What about the Buffalo Soldier statue?  Is it time to tear it down?  The Buffalo Soldiers are mostly known for killing Native Americans during the Indian Wars.  Can we really tolerate a statue to them, despite the fact that it is part of our history?

They also fought in Cuba, Mexico, and the Philippines, where they killed Cubans, Mexicans, and Filipinos.  Are any of their descendants outraged by the statue?

I suspect that most people tearing down Confederate monuments have never heard of the Buffalo Soldiers.  The Cheyenne Indians named the Army's black soldiers the "Buffalo Soldiers" because they thought their black, curly hair resembled a buffalo's coat.

The Buffalo Soldiers comprised four regiments: the 9th and 10th Cavalry and the 24th and 25th Infantry.  The first of the regiments was formed in September, 1866, at Fort Leavenworth, Kan.; the last was disbanded in 1951.

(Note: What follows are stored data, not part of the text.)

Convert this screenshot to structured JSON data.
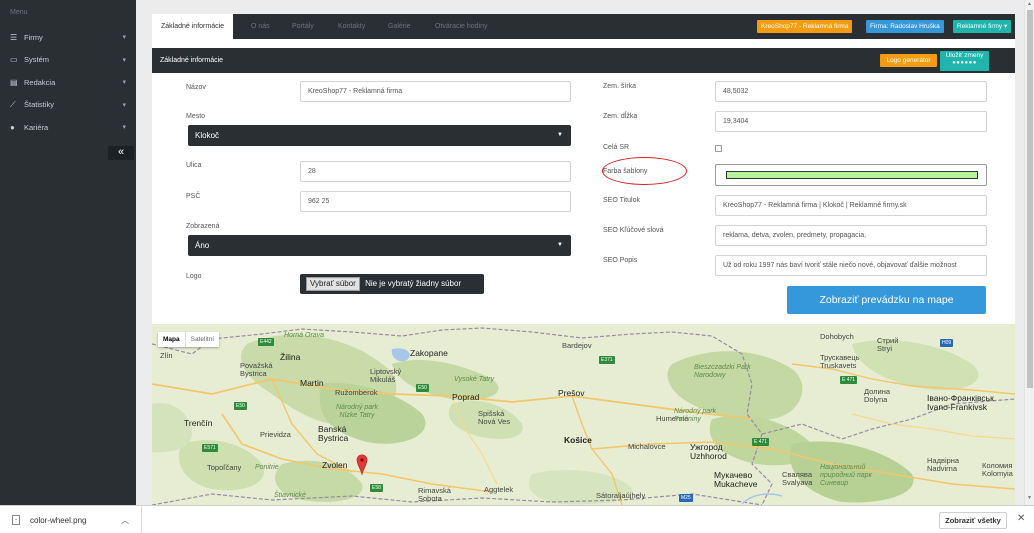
{
  "sidebar": {
    "menu_title": "Menu",
    "items": [
      {
        "label": "Firmy",
        "icon": "list-icon"
      },
      {
        "label": "Systém",
        "icon": "monitor-icon"
      },
      {
        "label": "Redakcia",
        "icon": "newspaper-icon"
      },
      {
        "label": "Štatistiky",
        "icon": "chart-icon"
      },
      {
        "label": "Kariéra",
        "icon": "user-icon"
      }
    ],
    "collapse_glyph": "«"
  },
  "tabs": [
    "Základné informácie",
    "O nás",
    "Portály",
    "Kontakty",
    "Galérie",
    "Otváracie hodiny"
  ],
  "badges": {
    "shop": "KreoShop77 - Reklamná firma",
    "owner": "Firma: Radoslav Hruška",
    "type": "Reklamné firmy ▾",
    "shop_color": "#f39c12",
    "owner_color": "#3498db",
    "type_color": "#1fb5ac"
  },
  "panel": {
    "title": "Základné informácie",
    "logo_generator": "Logo generátor",
    "save_label": "Uložiť zmeny",
    "save_dots": "●●●●●●"
  },
  "form": {
    "nazov_label": "Názov",
    "nazov_value": "KreoShop77 - Reklamná firma",
    "mesto_label": "Mesto",
    "mesto_value": "Klokoč",
    "ulica_label": "Ulica",
    "ulica_value": "28",
    "psc_label": "PSČ",
    "psc_value": "962 25",
    "zobrazena_label": "Zobrazená",
    "zobrazena_value": "Áno",
    "logo_label": "Logo",
    "file_button": "Vybrať súbor",
    "file_status": "Nie je vybratý žiadny súbor",
    "sirka_label": "Zem. šírka",
    "sirka_value": "48,5032",
    "dlzka_label": "Zem. dĺžka",
    "dlzka_value": "19,3404",
    "cela_sr_label": "Celá SR",
    "farba_label": "Farba šablony",
    "farba_color": "#b6f29a",
    "seo_titulok_label": "SEO Titulok",
    "seo_titulok_value": "KreoShop77 - Reklamná firma | Klokoč | Reklamné firmy.sk",
    "seo_klucove_label": "SEO Kľúčové slová",
    "seo_klucove_value": "reklama, detva, zvolen, predmety, propagacia,",
    "seo_popis_label": "SEO Popis",
    "seo_popis_value": "Už od roku 1997 nás baví tvoriť stále niečo nové, objavovať ďalšie možnost",
    "map_button": "Zobraziť prevádzku na mape"
  },
  "map": {
    "type_map": "Mapa",
    "type_sat": "Satelitní",
    "labels": [
      {
        "t": "Zlín",
        "c": ""
      },
      {
        "t": "Žilina",
        "c": "big"
      },
      {
        "t": "Považská Bystrica",
        "c": ""
      },
      {
        "t": "Martin",
        "c": "big"
      },
      {
        "t": "Ružomberok",
        "c": ""
      },
      {
        "t": "Liptovský Mikuláš",
        "c": ""
      },
      {
        "t": "Zakopane",
        "c": "big"
      },
      {
        "t": "Poprad",
        "c": "big"
      },
      {
        "t": "Prešov",
        "c": "big"
      },
      {
        "t": "Spišská Nová Ves",
        "c": ""
      },
      {
        "t": "Košice",
        "c": "big"
      },
      {
        "t": "Trenčín",
        "c": "big"
      },
      {
        "t": "Prievidza",
        "c": ""
      },
      {
        "t": "Banská Bystrica",
        "c": "big"
      },
      {
        "t": "Zvolen",
        "c": "big"
      },
      {
        "t": "Topoľčany",
        "c": ""
      },
      {
        "t": "Rimavská Sobota",
        "c": ""
      },
      {
        "t": "Humenné",
        "c": ""
      },
      {
        "t": "Michalovce",
        "c": ""
      },
      {
        "t": "Bardejov",
        "c": ""
      },
      {
        "t": "Ужгород Uzhhorod",
        "c": "big"
      },
      {
        "t": "Мукачево Mukacheve",
        "c": "big"
      },
      {
        "t": "Стрий Stryi",
        "c": ""
      },
      {
        "t": "Трускавець Truskavets",
        "c": ""
      },
      {
        "t": "Долина Dolyna",
        "c": ""
      },
      {
        "t": "Івано-Франківськ Ivano-Frankivsk",
        "c": "big"
      },
      {
        "t": "Надвірна Nadvirna",
        "c": ""
      },
      {
        "t": "Коломия Kolomyia",
        "c": ""
      },
      {
        "t": "Свалява Svalyava",
        "c": ""
      },
      {
        "t": "Národný park Nízke Tatry",
        "c": "it"
      },
      {
        "t": "Horná Orava",
        "c": "it"
      },
      {
        "t": "Vysoké Tatry",
        "c": "it"
      },
      {
        "t": "Bieszczadzki Park Narodowy",
        "c": "it"
      },
      {
        "t": "Národný park Poloniny",
        "c": "it"
      },
      {
        "t": "Національний природний парк Синевир",
        "c": "it"
      },
      {
        "t": "Ponitrie",
        "c": "it"
      },
      {
        "t": "Štiavnické",
        "c": "it"
      },
      {
        "t": "Dohobych",
        "c": ""
      },
      {
        "t": "Sátoraljaújhely",
        "c": ""
      },
      {
        "t": "Aggtelek",
        "c": ""
      }
    ]
  },
  "download": {
    "file": "color-wheel.png",
    "show_all": "Zobraziť všetky",
    "close": "✕"
  }
}
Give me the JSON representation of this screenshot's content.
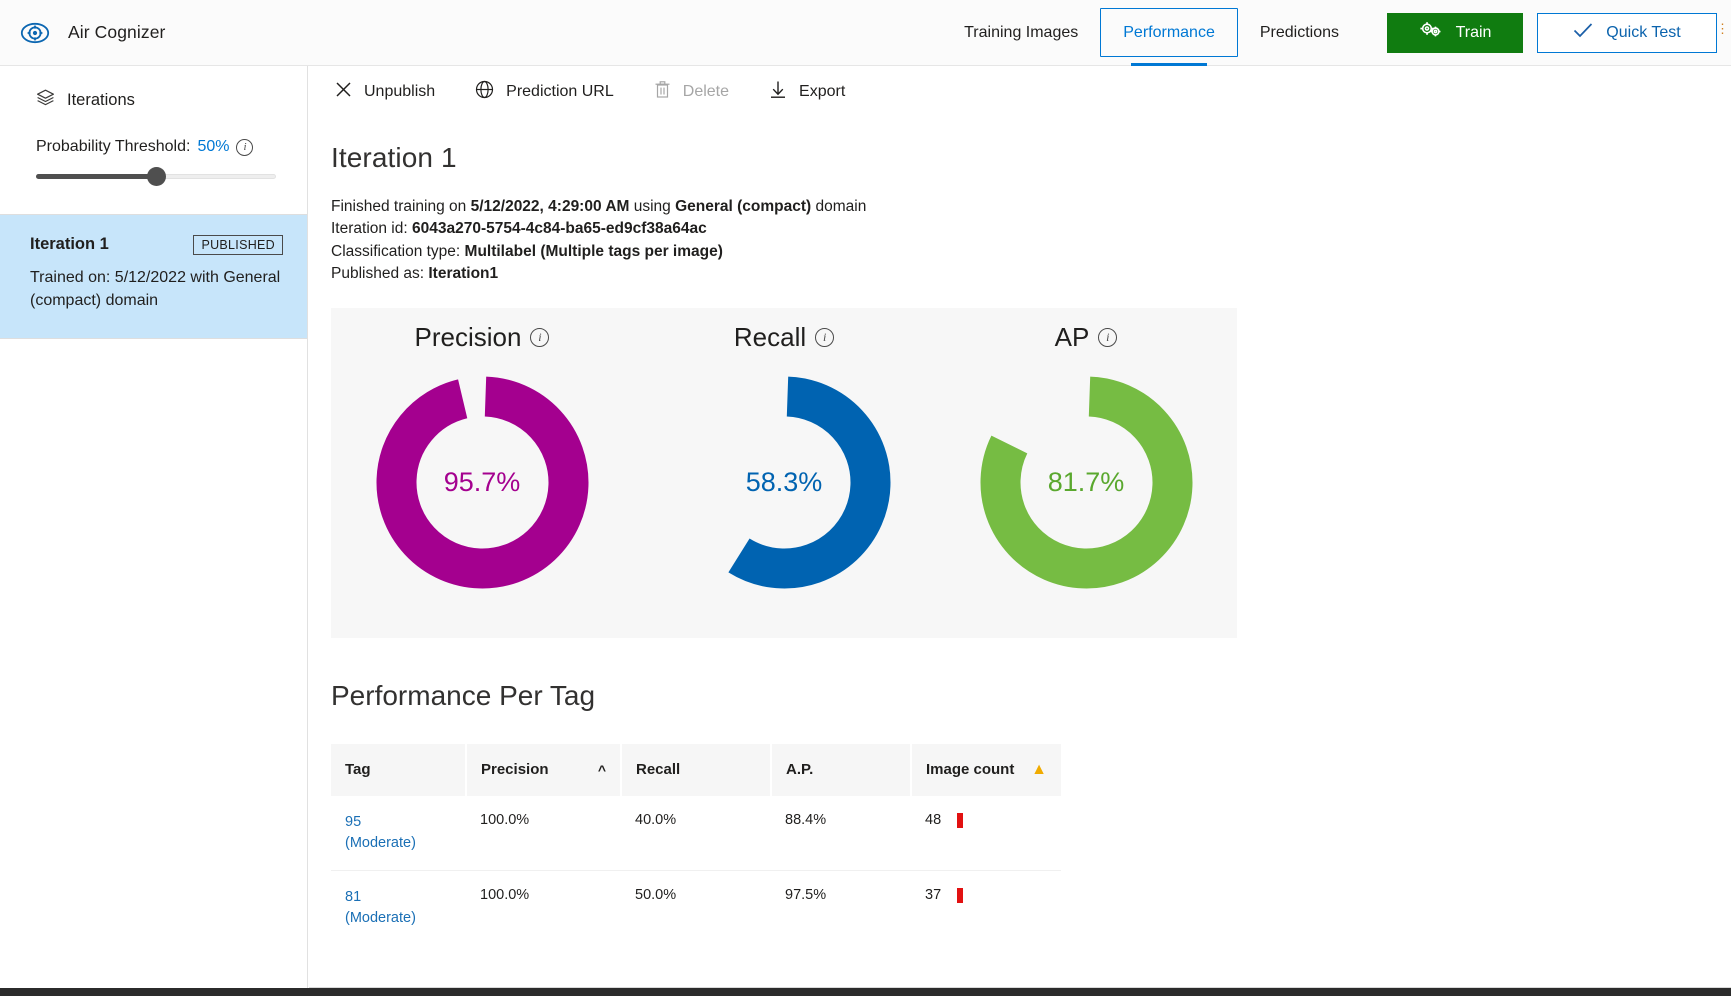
{
  "app": {
    "logo_icon": "eye-gear-icon",
    "name": "Air Cognizer"
  },
  "nav": {
    "tabs": [
      {
        "label": "Training Images",
        "active": false
      },
      {
        "label": "Performance",
        "active": true
      },
      {
        "label": "Predictions",
        "active": false
      }
    ],
    "train_button": {
      "label": "Train",
      "icon": "gears-icon",
      "color": "#107c10"
    },
    "quick_test_button": {
      "label": "Quick Test",
      "icon": "checkmark-icon",
      "color": "#0078d4"
    }
  },
  "sidebar": {
    "header": {
      "label": "Iterations",
      "icon": "layers-icon"
    },
    "threshold": {
      "label": "Probability Threshold:",
      "value": "50%",
      "percent": 50,
      "info_icon": "info-icon"
    },
    "iteration_card": {
      "title": "Iteration 1",
      "badge": "PUBLISHED",
      "subtitle": "Trained on: 5/12/2022 with General (compact) domain"
    }
  },
  "command_bar": {
    "items": [
      {
        "label": "Unpublish",
        "icon": "close-icon",
        "disabled": false
      },
      {
        "label": "Prediction URL",
        "icon": "globe-icon",
        "disabled": false
      },
      {
        "label": "Delete",
        "icon": "trash-icon",
        "disabled": true
      },
      {
        "label": "Export",
        "icon": "download-icon",
        "disabled": false
      }
    ]
  },
  "iteration": {
    "title": "Iteration 1",
    "finished_prefix": "Finished training on ",
    "finished_date": "5/12/2022, 4:29:00 AM",
    "finished_middle": " using ",
    "finished_domain": "General (compact)",
    "finished_suffix": " domain",
    "id_label": "Iteration id: ",
    "id_value": "6043a270-5754-4c84-ba65-ed9cf38a64ac",
    "classification_label": "Classification type: ",
    "classification_value": "Multilabel (Multiple tags per image)",
    "published_label": "Published as: ",
    "published_value": "Iteration1"
  },
  "chart_data": {
    "type": "pie",
    "title": "Iteration 1 overall performance",
    "legend": "none",
    "series": [
      {
        "name": "Precision",
        "value": 95.7,
        "display": "95.7%",
        "color": "#a4008f",
        "info_icon": "info-icon"
      },
      {
        "name": "Recall",
        "value": 58.3,
        "display": "58.3%",
        "color": "#0063b1",
        "info_icon": "info-icon"
      },
      {
        "name": "AP",
        "value": 81.7,
        "display": "81.7%",
        "color": "#76bc43",
        "info_icon": "info-icon"
      }
    ],
    "units": "percent",
    "ylim": [
      0,
      100
    ]
  },
  "per_tag": {
    "title": "Performance Per Tag",
    "columns": [
      {
        "label": "Tag",
        "sort": null,
        "warning": false
      },
      {
        "label": "Precision",
        "sort": "asc",
        "warning": false
      },
      {
        "label": "Recall",
        "sort": null,
        "warning": false
      },
      {
        "label": "A.P.",
        "sort": null,
        "warning": false
      },
      {
        "label": "Image count",
        "sort": null,
        "warning": true
      }
    ],
    "sort_icon": "chevron-up-icon",
    "warning_icon": "warning-triangle-icon",
    "rows": [
      {
        "tag": "95\n(Moderate)",
        "precision": "100.0%",
        "recall": "40.0%",
        "ap": "88.4%",
        "image_count": "48",
        "flag": "low-image-count"
      },
      {
        "tag": "81\n(Moderate)",
        "precision": "100.0%",
        "recall": "50.0%",
        "ap": "97.5%",
        "image_count": "37",
        "flag": "low-image-count"
      }
    ]
  }
}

The Buffalo Soldiers were known for their courage.  A total of twenty-three of them earned the Medal of Honor during the Indian Wars.  (Should there be a demand that the medals be returned?)

In 1992 at Fort Leavenworth, a statue was dedicated to the Buffalo Soldiers.  It was dedicated by Gen. Colin Powell, the then-chairman of the Joint Chiefs of Staff.  The sixteen-foot-high bronze statue, which cost $850,000, was erected to honor the men who so valiantly honored the country for which they had enlisted.  Like the soldiers from the South during the Civil War, they followed the orders they were given.

And then there is the additional problem of Cathay Williams, the only female Buffalo Soldier.  Since women were not allowed in the military, she changed her name and passed herself off as a man.  Her deception was discovered two years later during a physical examination, and she was dismissed.

A monument to her was unveiled on July 22, 2016.  Should that one be taken down, too?